清穿之影帝重生帝王家 清穿之影帝重生帝王家_分节阅读_32
“四哥,这不是你的错。”
胤祺握住了他的手,耐心地一点点替他抹去了脸上的泪水,把胤禛仍不住轻颤着的身子搂进怀里,贴着他的耳边缓缓道:“这不是你的错,你没有错……你知道吗?我去的晚了,是因为她要见我。我眼睁睁地看着她咽下最后一口气,她临走前说过——对不起你,是她委屈了你……”
佟佳氏无疑是一个自私的人,即使到了最后,她懊悔的也依然是自己错失的真心,是自己本可以得到的幸福。

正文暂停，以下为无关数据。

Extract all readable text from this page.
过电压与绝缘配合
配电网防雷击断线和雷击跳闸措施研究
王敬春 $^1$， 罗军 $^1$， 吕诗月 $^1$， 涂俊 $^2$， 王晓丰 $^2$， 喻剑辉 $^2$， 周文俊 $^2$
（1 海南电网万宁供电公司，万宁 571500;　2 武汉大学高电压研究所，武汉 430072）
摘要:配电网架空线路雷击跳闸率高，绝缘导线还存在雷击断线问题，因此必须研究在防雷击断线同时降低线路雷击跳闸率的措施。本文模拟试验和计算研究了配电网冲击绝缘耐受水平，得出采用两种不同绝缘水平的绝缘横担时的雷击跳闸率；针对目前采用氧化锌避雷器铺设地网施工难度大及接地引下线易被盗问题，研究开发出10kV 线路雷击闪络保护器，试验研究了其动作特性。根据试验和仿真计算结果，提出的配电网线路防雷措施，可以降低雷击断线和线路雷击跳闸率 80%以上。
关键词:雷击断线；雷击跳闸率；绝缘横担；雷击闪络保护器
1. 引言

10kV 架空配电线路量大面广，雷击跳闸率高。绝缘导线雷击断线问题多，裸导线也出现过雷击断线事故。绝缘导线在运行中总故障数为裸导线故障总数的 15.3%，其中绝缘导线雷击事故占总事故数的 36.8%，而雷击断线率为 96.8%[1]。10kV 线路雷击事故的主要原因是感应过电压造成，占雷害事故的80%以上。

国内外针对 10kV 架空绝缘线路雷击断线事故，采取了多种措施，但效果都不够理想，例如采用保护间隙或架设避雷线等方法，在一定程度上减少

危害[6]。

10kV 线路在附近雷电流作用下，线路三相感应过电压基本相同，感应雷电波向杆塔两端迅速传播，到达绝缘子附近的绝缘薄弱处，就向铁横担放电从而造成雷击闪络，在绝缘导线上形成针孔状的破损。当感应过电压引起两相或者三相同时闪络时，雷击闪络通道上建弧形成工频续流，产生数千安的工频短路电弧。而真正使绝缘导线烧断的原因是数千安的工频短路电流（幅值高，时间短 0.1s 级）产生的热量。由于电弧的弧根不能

或许在她心中,险些被害了性命的自己也好,这个从小就被她养在身边的儿子也好,都根本占不了什么分量,自然不值得她多考虑半分。
可那又怎么样呢?就再说上一次谎吧——有些时候,由谎言编织的温情,有着远比那些残忍冰冷的真相更强大的力量。
胤祺紧紧拥着那个在自个儿怀里泣不成声的小哥哥,慢慢地轻抚着他的脊背,目光落在那一块静默立着的灵牌上,无声地念了一句阿弥陀佛。
安心去吧,走得干净一些。这个孩子是无辜的,不该再背负上你们的罪孽与虚妄了。
第53章 摊牌
胤禛这些日子都没怎么合过眼,点灯熬油了这么久,又往狠里痛痛快快地哭了一场,不多时眼皮便已有些发沉。胤祺替他解了外衣,又将褥子铺平了扶着他躺下,这才微俯了身轻声道:“睡一会儿,我帮你盯着长明灯。”
胤禛点了点头,蜷着身子躺下,安静地合了双眼。胤祺坐在一旁端详了他一阵,忽然就轻轻挑了下唇角,眼里不自觉地带了些柔和的暖意——在他眼里,这个四哥几乎从来都是深沉孤僻的,还从没见过这么温顺听话的样子。想想也是,再怎么也还只是个半大的孩子呢,又怎么会真有那么坚强?都是些缺爱的小孩,也不知在他们的心里头,又会不会向往那些个虽不是大富大贵,却能享天伦之乐的寻常百姓家?
一宿不睡对胤祺来说还算不上什么,他还干不出在守灵的时候打太极这么丧心病狂的事儿来,也就盘膝坐在一旁的蒲团上,一遍遍地默诵着忽雷太极的心法。感受着那传说中的“内息”在经脉里缓缓流动,心境也慢慢地沉浸入那一片安宁里去。
直到真拿到那一本心法,他才知道前世武侠剧里的所谓“内力”居然还真有可靠的原型,只不过远不如那些天马行空的想象一般神奇就是了——没看他也修出了内息,好歹也算是个内劲范畴的武者了,该饿昏过去还是得饿昏过去……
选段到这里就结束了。